Hopefully other areas of our website have given you enough information to understand what Latent Semantic Analysis(LSA) is and what it can do for you. But who are these people that claim to be the LSA Experts, and how can they make that claim?
The start of it all
Back in the last century, 1995 to be exact, Dian Martin, one of our founders took a class in information retrieval while working on a graduate degree in Computer Science at the University of Tennessee (UT). That class only briefly touched on the subject of Latent Semantic Indexing(LSI), but opened a door for a graduate research position exploring LSI which lead to her Master’s thesis “Downdating the LSI Model for Information Retrieval.”
Meanwhile, John Martin, our other founder, who was also working on a graduate degree in Computer Science at UT, did NOT take the information retrieval course. Instead his studies focused on formal software engineering methods and producing high-reliability software for critical applications.
Well, as sometimes happens, the two of them met, fell in love, and decided to marry. After graduating, Dian took a post graduate research position at the University of Colorado Institute of Cognitive Science working with Dr. Tom Landauer, one of the original inventors of LSI/LSA, exploring cross-language information retrieval using LSA. John continued working as a formal methods software engineering consultant with a few different companies.
The story continues
Dian continued to work in research and as a consultant on several LSA related projects with Dr. Landauer’s company KAT (developer of the Intelligent Essay Assessor) as well as continued academic research (at both the University of Colorado and the University of Tennessee) and with other clients who were exploring the use of LSA. John started working in support of these various projects as the software development become more and more demanding. During this time Dian authored several papers on LSA and the related mathematics, contributed a chapter to the Handbook of Latent Semantic Analysis, and was an invited speaker at the first European conference on LSA.
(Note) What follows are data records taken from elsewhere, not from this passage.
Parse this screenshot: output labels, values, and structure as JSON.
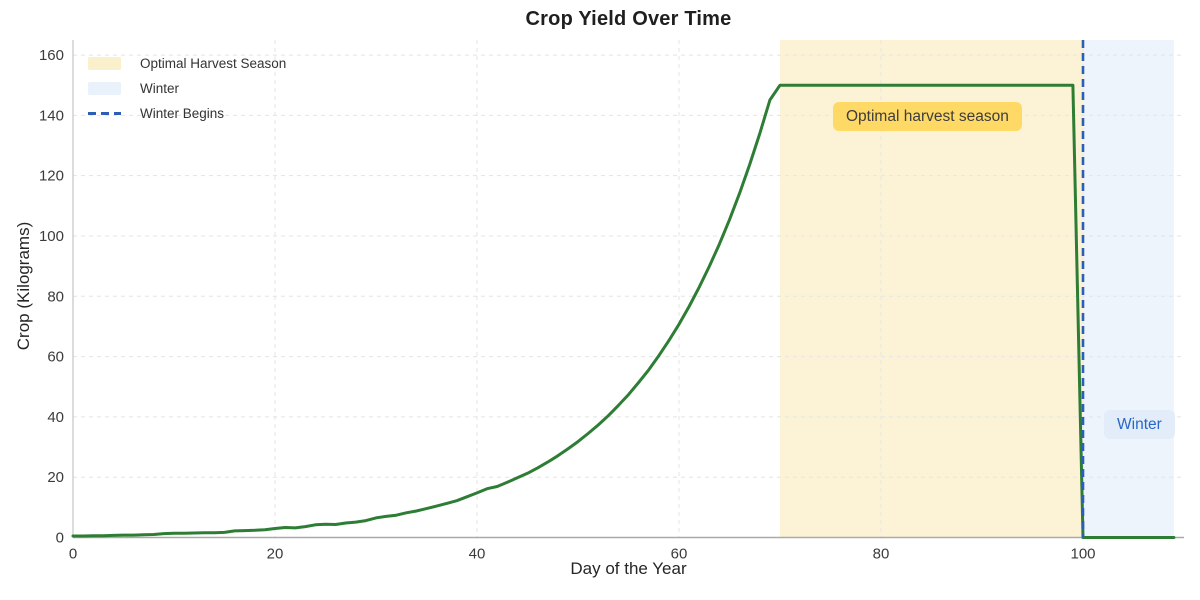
{
  "chart_data": {
    "type": "line",
    "title": "Crop Yield Over Time",
    "xlabel": "Day of the Year",
    "ylabel": "Crop (Kilograms)",
    "xlim": [
      0,
      110
    ],
    "ylim": [
      0,
      165
    ],
    "xticks": [
      0,
      20,
      40,
      60,
      80,
      100
    ],
    "yticks": [
      0,
      20,
      40,
      60,
      80,
      100,
      120,
      140,
      160
    ],
    "grid": true,
    "grid_style": "dashed",
    "legend_position": "upper-left",
    "series": [
      {
        "name": "Crop Yield",
        "color": "#2e7d35",
        "x": [
          0,
          1,
          2,
          3,
          4,
          5,
          6,
          7,
          8,
          9,
          10,
          11,
          12,
          13,
          14,
          15,
          16,
          17,
          18,
          19,
          20,
          21,
          22,
          23,
          24,
          25,
          26,
          27,
          28,
          29,
          30,
          31,
          32,
          33,
          34,
          35,
          36,
          37,
          38,
          39,
          40,
          41,
          42,
          43,
          44,
          45,
          46,
          47,
          48,
          49,
          50,
          51,
          52,
          53,
          54,
          55,
          56,
          57,
          58,
          59,
          60,
          61,
          62,
          63,
          64,
          65,
          66,
          67,
          68,
          69,
          70,
          71,
          72,
          73,
          74,
          75,
          76,
          77,
          78,
          79,
          80,
          81,
          82,
          83,
          84,
          85,
          86,
          87,
          88,
          89,
          90,
          91,
          92,
          93,
          94,
          95,
          96,
          97,
          98,
          99,
          100,
          101,
          102,
          103,
          104,
          105,
          106,
          107,
          108,
          109
        ],
        "y": [
          0.5,
          0.5,
          0.6,
          0.6,
          0.7,
          0.8,
          0.8,
          0.9,
          1.0,
          1.3,
          1.4,
          1.4,
          1.5,
          1.6,
          1.6,
          1.7,
          2.2,
          2.3,
          2.4,
          2.6,
          3.0,
          3.3,
          3.2,
          3.6,
          4.2,
          4.4,
          4.3,
          4.8,
          5.1,
          5.6,
          6.5,
          7.0,
          7.4,
          8.2,
          8.8,
          9.6,
          10.4,
          11.3,
          12.2,
          13.5,
          14.8,
          16.2,
          16.9,
          18.3,
          19.8,
          21.3,
          23.1,
          25.0,
          27.1,
          29.4,
          31.8,
          34.5,
          37.3,
          40.4,
          43.8,
          47.4,
          51.4,
          55.6,
          60.3,
          65.3,
          70.7,
          76.6,
          83.0,
          89.9,
          97.3,
          105.4,
          114.2,
          123.7,
          134.0,
          145.1,
          150,
          150,
          150,
          150,
          150,
          150,
          150,
          150,
          150,
          150,
          150,
          150,
          150,
          150,
          150,
          150,
          150,
          150,
          150,
          150,
          150,
          150,
          150,
          150,
          150,
          150,
          150,
          150,
          150,
          150,
          0,
          0,
          0,
          0,
          0,
          0,
          0,
          0,
          0,
          0
        ]
      }
    ],
    "regions": [
      {
        "name": "Optimal Harvest Season",
        "from": 70,
        "to": 100,
        "color": "#fcf3d6"
      },
      {
        "name": "Winter",
        "from": 100,
        "to": 109,
        "color": "#edf4fb"
      }
    ],
    "vlines": [
      {
        "name": "Winter Begins",
        "x": 100,
        "color": "#2a5fb5",
        "style": "dashed"
      }
    ],
    "legend": [
      {
        "label": "Optimal Harvest Season",
        "swatch": "patch",
        "color": "#faf0cc"
      },
      {
        "label": "Winter",
        "swatch": "patch",
        "color": "#e9f2fb"
      },
      {
        "label": "Winter Begins",
        "swatch": "dash",
        "color": "#2a5fb5"
      }
    ],
    "annotations": [
      {
        "text": "Optimal harvest season",
        "box_color": "#ffd966",
        "text_color": "#3d3d3d",
        "at_day": 85,
        "at_value": 139
      },
      {
        "text": "Winter",
        "box_color": "#e2edf9",
        "text_color": "#2767c8",
        "at_day": 105,
        "at_value": 37
      }
    ]
  }
}
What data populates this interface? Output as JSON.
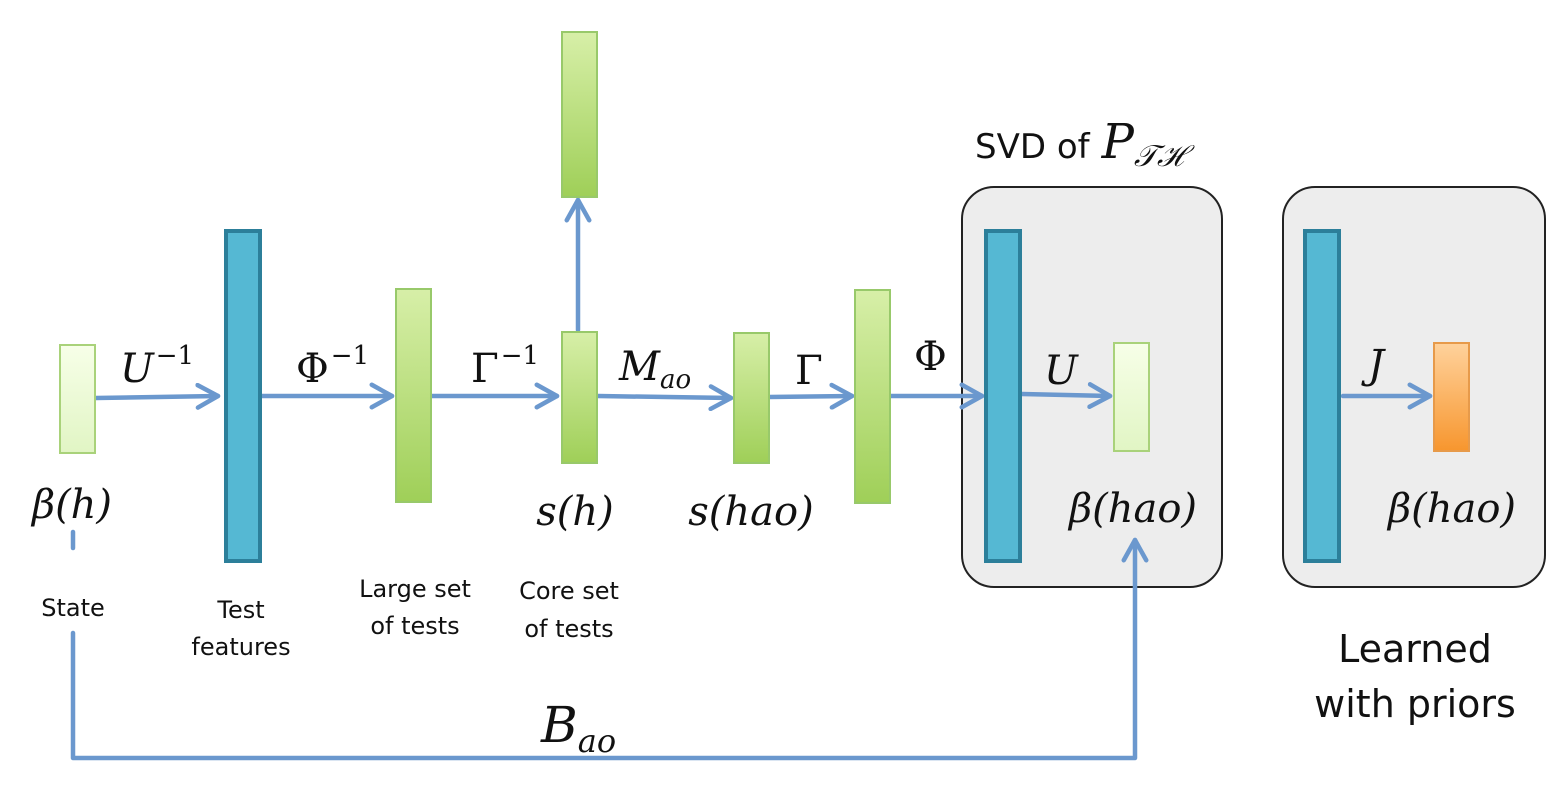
{
  "diagram": {
    "title_prefix": "SVD of",
    "title_math": "P",
    "title_math_sub": "𝒯ℋ",
    "learned_caption": [
      "Learned",
      "with priors"
    ],
    "node_captions": {
      "state": "State",
      "test_features": [
        "Test",
        "features"
      ],
      "large_set": [
        "Large set",
        "of tests"
      ],
      "core_set": [
        "Core set",
        "of tests"
      ]
    },
    "node_math": {
      "beta_h": "β(h)",
      "s_h": "s(h)",
      "s_hao": "s(hao)",
      "beta_hao_svd": "β(hao)",
      "beta_hao_learned": "β(hao)"
    },
    "edges": {
      "u_inv": {
        "base": "U",
        "sup": "−1"
      },
      "phi_inv": {
        "base": "Φ",
        "sup": "−1"
      },
      "gamma_inv": {
        "base": "Γ",
        "sup": "−1"
      },
      "m_ao": {
        "base": "M",
        "sub": "ao"
      },
      "gamma": {
        "base": "Γ"
      },
      "phi": {
        "base": "Φ"
      },
      "u": {
        "base": "U"
      },
      "j": {
        "base": "J"
      },
      "b_ao": {
        "base": "B",
        "sub": "ao"
      }
    }
  }
}
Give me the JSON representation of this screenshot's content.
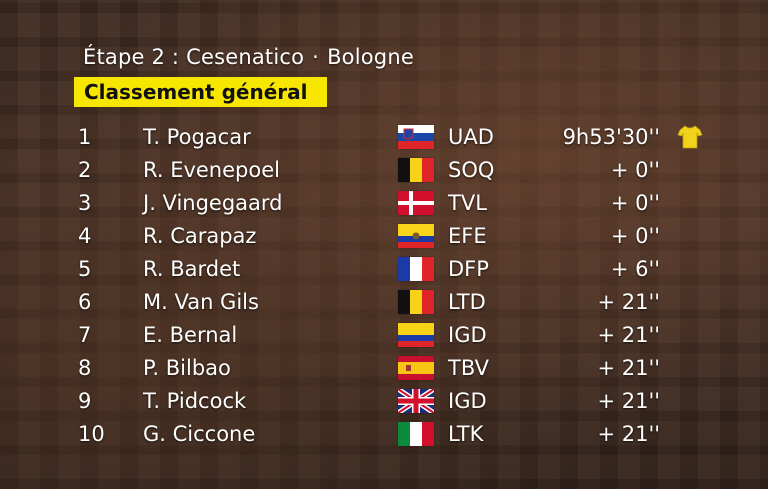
{
  "header": {
    "stage": "Étape 2 : Cesenatico",
    "separator": "·",
    "finish": "Bologne"
  },
  "badge": "Classement général",
  "rows": [
    {
      "pos": "1",
      "name": "T. Pogacar",
      "flag": "slovenia-flag-icon",
      "team": "UAD",
      "time": "9h53'30''",
      "jersey": "yellow-jersey-icon"
    },
    {
      "pos": "2",
      "name": "R. Evenepoel",
      "flag": "belgium-flag-icon",
      "team": "SOQ",
      "time": "+  0''"
    },
    {
      "pos": "3",
      "name": "J. Vingegaard",
      "flag": "denmark-flag-icon",
      "team": "TVL",
      "time": "+  0''"
    },
    {
      "pos": "4",
      "name": "R. Carapaz",
      "flag": "ecuador-flag-icon",
      "team": "EFE",
      "time": "+  0''"
    },
    {
      "pos": "5",
      "name": "R. Bardet",
      "flag": "france-flag-icon",
      "team": "DFP",
      "time": "+  6''"
    },
    {
      "pos": "6",
      "name": "M. Van Gils",
      "flag": "belgium-flag-icon",
      "team": "LTD",
      "time": "+ 21''"
    },
    {
      "pos": "7",
      "name": "E. Bernal",
      "flag": "colombia-flag-icon",
      "team": "IGD",
      "time": "+ 21''"
    },
    {
      "pos": "8",
      "name": "P. Bilbao",
      "flag": "spain-flag-icon",
      "team": "TBV",
      "time": "+ 21''"
    },
    {
      "pos": "9",
      "name": "T. Pidcock",
      "flag": "uk-flag-icon",
      "team": "IGD",
      "time": "+ 21''"
    },
    {
      "pos": "10",
      "name": "G. Ciccone",
      "flag": "italy-flag-icon",
      "team": "LTK",
      "time": "+ 21''"
    }
  ],
  "colors": {
    "badge_bg": "#f7e600",
    "text": "#ffffff",
    "jersey": "#f2d21b"
  }
}
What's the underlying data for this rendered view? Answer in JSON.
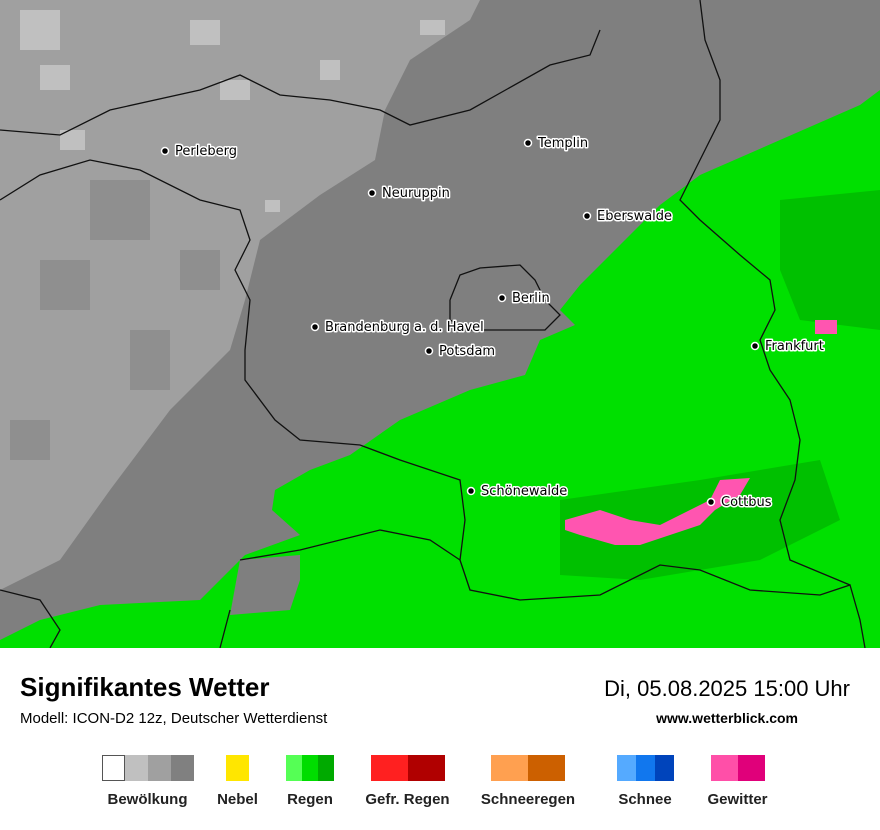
{
  "map": {
    "cities": [
      "Perleberg",
      "Neuruppin",
      "Templin",
      "Eberswalde",
      "Berlin",
      "Brandenburg a. d. Havel",
      "Potsdam",
      "Frankfurt",
      "Schönewalde",
      "Cottbus"
    ]
  },
  "footer": {
    "title": "Signifikantes Wetter",
    "subtitle": "Modell: ICON-D2 12z, Deutscher Wetterdienst",
    "datetime": "Di, 05.08.2025 15:00 Uhr",
    "website": "www.wetterblick.com"
  },
  "legend": [
    "Bewölkung",
    "Nebel",
    "Regen",
    "Gefr. Regen",
    "Schneeregen",
    "Schnee",
    "Gewitter"
  ]
}
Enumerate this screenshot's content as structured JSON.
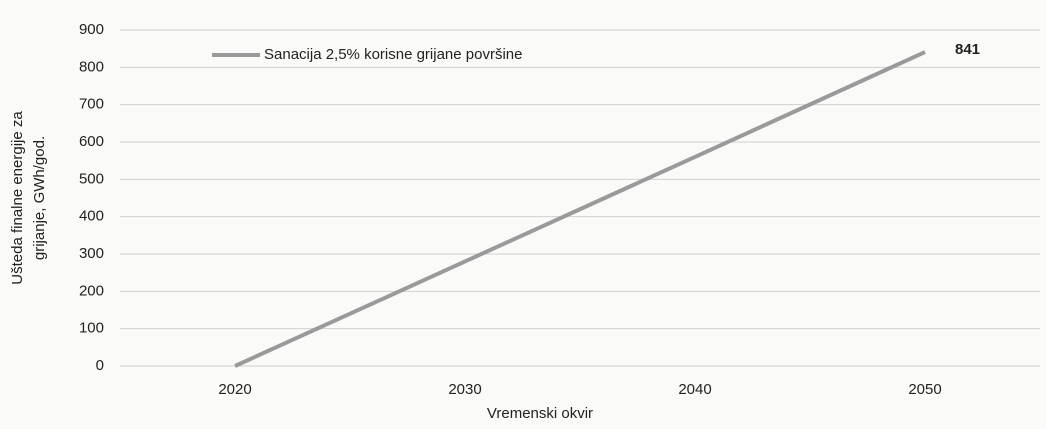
{
  "chart_data": {
    "type": "line",
    "y_label": [
      "Ušteda finalne energije za",
      "grijanje, GWh/god."
    ],
    "x_label": "Vremenski okvir",
    "categories": [
      "2020",
      "2030",
      "2040",
      "2050"
    ],
    "series": [
      {
        "name": "Sanacija 2,5% korisne grijane površine",
        "color": "#9a9a9a",
        "values": [
          0,
          280,
          560,
          841
        ]
      }
    ],
    "ylim": [
      0,
      900
    ],
    "yticks": [
      0,
      100,
      200,
      300,
      400,
      500,
      600,
      700,
      800,
      900
    ],
    "grid": true,
    "legend": "top-left",
    "label_last": true
  }
}
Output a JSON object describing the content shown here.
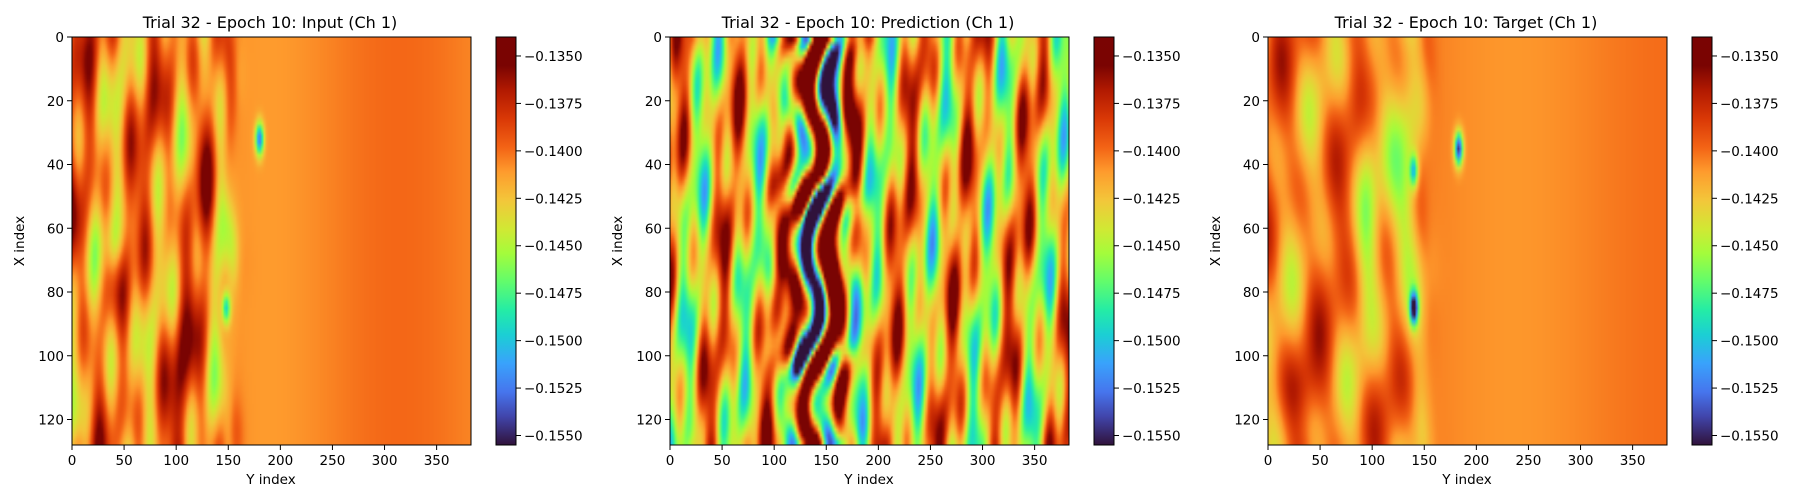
{
  "chart_data": [
    {
      "type": "heatmap",
      "title": "Trial 32 - Epoch 10: Input (Ch 1)",
      "xlabel": "Y index",
      "ylabel": "X index",
      "xlim": [
        0,
        383
      ],
      "ylim": [
        128,
        0
      ],
      "xticks": [
        "0",
        "50",
        "100",
        "150",
        "200",
        "250",
        "300",
        "350"
      ],
      "yticks": [
        "0",
        "20",
        "40",
        "60",
        "80",
        "100",
        "120"
      ],
      "colormap": "turbo",
      "colorbar": {
        "vmin": -0.1555,
        "vmax": -0.134,
        "ticks": [
          "−0.1350",
          "−0.1375",
          "−0.1400",
          "−0.1425",
          "−0.1450",
          "−0.1475",
          "−0.1500",
          "−0.1525",
          "−0.1550"
        ]
      },
      "features": {
        "background_value": -0.1405,
        "front_position_y": 150,
        "left_region": "turbulent warm streaks (orange/red, green patches) for y < 150",
        "right_region": "uniform orange field for y > 160",
        "blue_spots": [
          {
            "x": 32,
            "y": 180,
            "value": -0.152
          },
          {
            "x": 85,
            "y": 148,
            "value": -0.149
          }
        ]
      }
    },
    {
      "type": "heatmap",
      "title": "Trial 32 - Epoch 10: Prediction (Ch 1)",
      "xlabel": "Y index",
      "ylabel": "X index",
      "xlim": [
        0,
        383
      ],
      "ylim": [
        128,
        0
      ],
      "xticks": [
        "0",
        "50",
        "100",
        "150",
        "200",
        "250",
        "300",
        "350"
      ],
      "yticks": [
        "0",
        "20",
        "40",
        "60",
        "80",
        "100",
        "120"
      ],
      "colormap": "turbo",
      "colorbar": {
        "vmin": -0.1555,
        "vmax": -0.134,
        "ticks": [
          "−0.1350",
          "−0.1375",
          "−0.1400",
          "−0.1425",
          "−0.1450",
          "−0.1475",
          "−0.1500",
          "−0.1525",
          "−0.1550"
        ]
      },
      "features": {
        "background_value": -0.1425,
        "left_region": "alternating red/orange and green/blue vertical streaks across whole width",
        "central_band": "saturated dark-purple and dark-red bands between y 90 and y 190",
        "right_region": "mixed orange/green/cyan streaks"
      }
    },
    {
      "type": "heatmap",
      "title": "Trial 32 - Epoch 10: Target (Ch 1)",
      "xlabel": "Y index",
      "ylabel": "X index",
      "xlim": [
        0,
        383
      ],
      "ylim": [
        128,
        0
      ],
      "xticks": [
        "0",
        "50",
        "100",
        "150",
        "200",
        "250",
        "300",
        "350"
      ],
      "yticks": [
        "0",
        "20",
        "40",
        "60",
        "80",
        "100",
        "120"
      ],
      "colormap": "turbo",
      "colorbar": {
        "vmin": -0.1555,
        "vmax": -0.134,
        "ticks": [
          "−0.1350",
          "−0.1375",
          "−0.1400",
          "−0.1425",
          "−0.1450",
          "−0.1475",
          "−0.1500",
          "−0.1525",
          "−0.1550"
        ]
      },
      "features": {
        "background_value": -0.1405,
        "front_position_y": 150,
        "left_region": "orange/red streaks with large green/cyan lobe near y 140",
        "right_region": "uniform orange field for y > 160",
        "blue_spots": [
          {
            "x": 35,
            "y": 183,
            "value": -0.1545
          },
          {
            "x": 85,
            "y": 140,
            "value": -0.1545
          },
          {
            "x": 42,
            "y": 140,
            "value": -0.149
          }
        ]
      }
    }
  ]
}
After using various bits of LSA software developed in the academic environment, repairing and replacing client’s home-grown LSA implementations, and struggling with the errors, limitations, and general poor condition of these various code bases, it became apparent that we needed to wipe the slate clean and rebuild our own implementation of LSA from the ground up. An initial version of our software was first used in a research project on out of core LSA processing that was published in 2008 because the existing academic software available simply could not scale to the required volume. Over the next few years we continued to develop our LSA library as a side project while engaged in various LSA consulting and research projects.
SBT is born
In 2011 we re-incorporated as Small Bear Technologies to focus solely on development and support for LSA and began offering the first commercially available versions of the LSA_ToolkitTM, a robust scalable library for performing LSA processing. The LSA_Toolkit incorporates Dian’s strong mathematics background, John’s rigorous software engineering practices, and many years of combined consulting experience in LSA. After seeing all of the failures, limitations, and inaccuracies present in all of the previous LSA software that has been in circulation from academic sources, we have endeavoured to create an implementation that is correct in its calculations, scalable to meet the demands of today’s “Big Data” environments, maintainable and flexible enough to adapt to the needs of any application, and commercially supported by a professional team.
Where we are going
Over the past few years we have supported both government research projects and commercial applications deploying LSA in various areas including communications analysis, academic evaluation, legal discovery, advertising placement, and information analysis. Our team continues to pursue new research areas to expand and improve LSA and it’s application potential. Those advances are continually being incorporated into each new release of the LSA_Toolkit.